Blankes Entsetzen in Dresden. Das Urteil des DFB-Sportgerichts kannten zwar die meisten schon aus der Gerüchteküche, aber die wenigsten glaubten an das Schlimmste. Raus aus dem DFB-Pokal. Und tschüß. Niedersachsens Innenminister begrüßte das sofort, war begeistert. Weil doch die Fans von Dynamo Dresden alle schon immer aufgefallen sind, seit es Dynamo gibt. Dresdens Geschäftsführer Christian Müller dagegen war fassungslos. Der Mann, der aus Köln kommt, bezeichnet die Strafe als drakonisch. Er weiß aber noch nicht, ob es Sinn macht, in Berufung zu gehen.

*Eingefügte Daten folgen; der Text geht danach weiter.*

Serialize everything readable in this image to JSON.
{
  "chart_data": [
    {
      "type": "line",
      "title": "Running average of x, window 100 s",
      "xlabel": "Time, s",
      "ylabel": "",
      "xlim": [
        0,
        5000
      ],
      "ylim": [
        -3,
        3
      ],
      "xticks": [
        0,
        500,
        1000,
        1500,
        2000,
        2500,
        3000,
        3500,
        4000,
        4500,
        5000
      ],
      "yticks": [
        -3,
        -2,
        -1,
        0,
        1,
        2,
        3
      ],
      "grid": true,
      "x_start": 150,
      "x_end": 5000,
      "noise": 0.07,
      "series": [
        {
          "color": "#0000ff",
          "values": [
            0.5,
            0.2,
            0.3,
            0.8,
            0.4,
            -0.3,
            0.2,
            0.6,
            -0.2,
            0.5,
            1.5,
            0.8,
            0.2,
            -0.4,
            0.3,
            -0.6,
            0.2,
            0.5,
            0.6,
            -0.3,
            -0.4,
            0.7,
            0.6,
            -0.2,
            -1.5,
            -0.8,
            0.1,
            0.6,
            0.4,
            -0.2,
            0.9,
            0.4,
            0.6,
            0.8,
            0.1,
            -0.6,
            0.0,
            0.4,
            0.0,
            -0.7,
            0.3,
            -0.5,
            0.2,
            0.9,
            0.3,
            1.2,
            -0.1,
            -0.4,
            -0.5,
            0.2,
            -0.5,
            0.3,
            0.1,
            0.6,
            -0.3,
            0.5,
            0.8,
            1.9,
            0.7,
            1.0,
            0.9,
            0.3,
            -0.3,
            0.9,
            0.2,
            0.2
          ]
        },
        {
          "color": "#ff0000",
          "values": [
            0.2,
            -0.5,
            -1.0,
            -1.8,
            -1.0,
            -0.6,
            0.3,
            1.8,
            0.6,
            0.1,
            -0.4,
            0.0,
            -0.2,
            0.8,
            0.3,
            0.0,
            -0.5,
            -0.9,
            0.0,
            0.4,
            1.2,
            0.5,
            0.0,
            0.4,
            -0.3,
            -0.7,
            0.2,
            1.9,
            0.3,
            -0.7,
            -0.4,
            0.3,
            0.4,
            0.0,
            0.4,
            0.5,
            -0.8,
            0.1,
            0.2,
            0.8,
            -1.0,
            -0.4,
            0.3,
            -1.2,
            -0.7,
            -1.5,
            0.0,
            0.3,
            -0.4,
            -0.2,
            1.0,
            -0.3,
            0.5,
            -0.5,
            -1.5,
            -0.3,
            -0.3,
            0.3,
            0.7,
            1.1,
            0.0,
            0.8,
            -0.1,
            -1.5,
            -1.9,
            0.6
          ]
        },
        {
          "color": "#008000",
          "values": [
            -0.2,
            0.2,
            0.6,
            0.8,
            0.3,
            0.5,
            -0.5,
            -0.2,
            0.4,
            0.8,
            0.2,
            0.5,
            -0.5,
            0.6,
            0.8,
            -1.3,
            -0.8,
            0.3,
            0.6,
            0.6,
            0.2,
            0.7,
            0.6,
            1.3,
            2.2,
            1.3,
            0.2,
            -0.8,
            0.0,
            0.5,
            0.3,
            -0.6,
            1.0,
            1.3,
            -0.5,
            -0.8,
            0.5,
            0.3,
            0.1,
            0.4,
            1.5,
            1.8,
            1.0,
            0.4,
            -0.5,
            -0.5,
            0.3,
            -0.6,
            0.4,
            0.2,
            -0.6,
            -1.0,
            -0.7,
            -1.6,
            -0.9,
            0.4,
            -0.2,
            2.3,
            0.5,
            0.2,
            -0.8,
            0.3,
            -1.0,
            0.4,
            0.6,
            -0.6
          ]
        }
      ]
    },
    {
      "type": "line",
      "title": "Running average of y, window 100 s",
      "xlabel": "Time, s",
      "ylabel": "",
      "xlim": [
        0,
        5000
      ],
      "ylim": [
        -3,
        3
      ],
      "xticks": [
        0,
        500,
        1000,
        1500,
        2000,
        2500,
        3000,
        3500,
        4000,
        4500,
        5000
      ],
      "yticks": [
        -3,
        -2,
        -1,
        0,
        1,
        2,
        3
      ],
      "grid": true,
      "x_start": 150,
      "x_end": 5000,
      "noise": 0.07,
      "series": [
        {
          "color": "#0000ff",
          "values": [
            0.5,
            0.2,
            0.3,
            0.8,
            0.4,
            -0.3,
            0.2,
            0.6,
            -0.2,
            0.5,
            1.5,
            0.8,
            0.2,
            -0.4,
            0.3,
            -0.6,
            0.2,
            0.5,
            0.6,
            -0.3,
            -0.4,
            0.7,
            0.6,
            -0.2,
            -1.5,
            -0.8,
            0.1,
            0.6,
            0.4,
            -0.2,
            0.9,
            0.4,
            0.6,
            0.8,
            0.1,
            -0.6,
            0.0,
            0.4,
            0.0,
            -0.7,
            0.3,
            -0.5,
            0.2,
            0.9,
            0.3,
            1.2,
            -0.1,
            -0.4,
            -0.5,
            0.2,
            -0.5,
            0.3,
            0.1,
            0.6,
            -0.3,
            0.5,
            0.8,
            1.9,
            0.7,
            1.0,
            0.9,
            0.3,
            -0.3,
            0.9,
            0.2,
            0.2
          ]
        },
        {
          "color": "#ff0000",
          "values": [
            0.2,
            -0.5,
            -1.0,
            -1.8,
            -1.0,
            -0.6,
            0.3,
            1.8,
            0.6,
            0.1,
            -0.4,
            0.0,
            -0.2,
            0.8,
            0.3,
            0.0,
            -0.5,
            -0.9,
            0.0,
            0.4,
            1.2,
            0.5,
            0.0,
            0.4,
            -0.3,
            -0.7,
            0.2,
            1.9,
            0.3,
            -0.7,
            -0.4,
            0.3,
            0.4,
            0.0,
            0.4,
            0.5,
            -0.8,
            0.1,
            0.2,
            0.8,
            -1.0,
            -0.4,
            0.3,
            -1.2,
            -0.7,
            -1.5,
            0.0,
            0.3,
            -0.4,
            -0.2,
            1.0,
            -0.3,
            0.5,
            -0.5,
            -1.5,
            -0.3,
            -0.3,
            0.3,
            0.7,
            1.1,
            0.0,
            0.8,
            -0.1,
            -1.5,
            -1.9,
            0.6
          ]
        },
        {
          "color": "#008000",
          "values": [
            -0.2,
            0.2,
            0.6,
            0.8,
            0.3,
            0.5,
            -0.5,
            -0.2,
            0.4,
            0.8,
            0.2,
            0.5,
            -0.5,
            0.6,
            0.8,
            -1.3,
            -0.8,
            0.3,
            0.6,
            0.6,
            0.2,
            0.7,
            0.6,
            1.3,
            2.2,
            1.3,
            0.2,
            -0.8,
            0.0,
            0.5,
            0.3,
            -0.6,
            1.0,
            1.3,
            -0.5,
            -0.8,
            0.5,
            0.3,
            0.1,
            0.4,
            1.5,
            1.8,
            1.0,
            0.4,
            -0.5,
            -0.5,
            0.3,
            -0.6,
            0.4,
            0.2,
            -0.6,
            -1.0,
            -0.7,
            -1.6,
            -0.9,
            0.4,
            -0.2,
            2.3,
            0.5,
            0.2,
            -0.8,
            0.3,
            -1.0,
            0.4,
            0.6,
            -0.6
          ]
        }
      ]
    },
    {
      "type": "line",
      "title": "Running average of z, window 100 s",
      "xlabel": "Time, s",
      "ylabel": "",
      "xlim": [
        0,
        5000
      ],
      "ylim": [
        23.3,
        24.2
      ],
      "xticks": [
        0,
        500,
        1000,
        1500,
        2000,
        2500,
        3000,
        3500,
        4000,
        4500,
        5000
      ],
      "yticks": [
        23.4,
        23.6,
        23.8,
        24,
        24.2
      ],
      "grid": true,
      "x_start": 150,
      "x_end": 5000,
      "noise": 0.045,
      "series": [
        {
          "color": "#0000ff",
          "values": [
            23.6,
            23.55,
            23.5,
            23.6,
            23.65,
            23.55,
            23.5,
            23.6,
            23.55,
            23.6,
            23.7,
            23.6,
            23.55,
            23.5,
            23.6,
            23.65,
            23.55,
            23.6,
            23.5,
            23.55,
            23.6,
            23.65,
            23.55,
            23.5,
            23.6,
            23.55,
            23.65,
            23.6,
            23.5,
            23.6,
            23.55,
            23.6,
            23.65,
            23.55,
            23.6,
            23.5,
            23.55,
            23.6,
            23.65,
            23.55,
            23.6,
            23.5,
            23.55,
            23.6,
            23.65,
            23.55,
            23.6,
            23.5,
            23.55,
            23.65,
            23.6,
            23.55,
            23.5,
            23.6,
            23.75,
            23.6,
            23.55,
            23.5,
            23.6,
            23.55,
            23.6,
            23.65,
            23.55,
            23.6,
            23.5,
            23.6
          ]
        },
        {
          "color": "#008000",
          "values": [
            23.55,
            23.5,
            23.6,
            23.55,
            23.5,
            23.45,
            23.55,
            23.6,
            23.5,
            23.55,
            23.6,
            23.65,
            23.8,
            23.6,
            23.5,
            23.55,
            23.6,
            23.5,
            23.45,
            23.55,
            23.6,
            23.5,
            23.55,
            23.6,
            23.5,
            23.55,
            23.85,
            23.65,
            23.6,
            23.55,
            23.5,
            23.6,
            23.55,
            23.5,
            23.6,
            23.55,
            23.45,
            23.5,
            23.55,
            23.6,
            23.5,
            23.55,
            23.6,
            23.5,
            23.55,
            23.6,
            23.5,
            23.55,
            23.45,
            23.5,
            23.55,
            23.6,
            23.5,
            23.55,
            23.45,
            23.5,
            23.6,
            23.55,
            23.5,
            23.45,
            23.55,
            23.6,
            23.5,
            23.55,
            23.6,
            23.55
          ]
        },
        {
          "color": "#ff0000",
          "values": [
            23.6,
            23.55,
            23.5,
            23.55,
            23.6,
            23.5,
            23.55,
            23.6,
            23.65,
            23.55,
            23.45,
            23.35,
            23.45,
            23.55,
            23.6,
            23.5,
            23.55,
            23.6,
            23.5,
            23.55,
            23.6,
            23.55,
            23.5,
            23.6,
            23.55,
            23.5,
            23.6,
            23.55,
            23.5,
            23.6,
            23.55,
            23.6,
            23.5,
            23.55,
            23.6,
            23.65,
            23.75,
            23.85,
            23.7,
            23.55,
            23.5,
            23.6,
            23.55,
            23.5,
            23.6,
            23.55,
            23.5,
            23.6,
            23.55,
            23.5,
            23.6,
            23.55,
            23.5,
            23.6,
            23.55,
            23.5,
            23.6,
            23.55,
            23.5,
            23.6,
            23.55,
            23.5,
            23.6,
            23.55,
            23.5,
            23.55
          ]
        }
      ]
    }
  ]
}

Dresdens Fußball-Idol "Dixie" Dörner spricht von einem Schicksalstag. Er kennt Dynamos Fußballfamilie seit Jahren und schüttelt nur den Kopf über die Strategie des DFB, alle Anhänger in schwarz-gelb in Sippenhaft zu nehmen. Der Imageschaden sei nicht in Geld aufzuwerten. Zumal das mit der Nichtteilnahme ohnehin ausbleibt. Damit greift der DFB gleichzeitig in das Wirtschaften von Dynamo ein. Deshalb kam vom Chefankläger Nachreiner aus Bayern auch das Sonderangebot, den Ausschluss gegen zwei Geisterspiele in der laufenden Meisterschaft der 2. Liga umzuwandeln.

Welcher Trainer wird da wohl jubeln, wenn er im Abstiegskampf mit seiner Elf ohne Unterstützung auf den Rasen laufen soll? Aber die bösen, vor allem jungen Menschen sind ja ohnehin das Problem. Die will ja keiner mehr in den so schönen Stadien unseres Landes. Deshalb wird der 12.12.12 wahrscheinlich zum nächsten Schicksalstag. Diesmal des deutschen Fußballs, denn der hat sich gefälligst nach der Politik zu richten. Und die hatte ihre Innenminister ins schöne Traditionshotel nach Warnemünde, ins "Neptun", geschickt. Als die Volksvertreter dem Himmel nah in der Skybar auf ihre Erfolge anstoßen wollten, waberte dichter Nebel über die träge vor sich hin plätschernde Ostsee. Von Dänemark her. Pyrotechnikeinsatz, logisch. Na klar!

Die Seenotrettungsmittel für untergehende Kähne, erhältlich für jeden Bootsbesitzer, sind genau die Stäbe, die 2.000 Grad heiß werden und für starke Rauchentwicklung sorgen. Übrigens auch erhältlich dank diverser Bestellungen im Internet. Ach was! Und wie wäre es jetzt mit einem Verbot oder dem Schild an der Kasse, bitte nur einen pyrotechnischen Gegenstand entnehmen. Wir von Rostock bis Aue würden uns richtig kaputtlachen. Aber in Wirklichkeit ist das alles so was von gesetzlich traurig.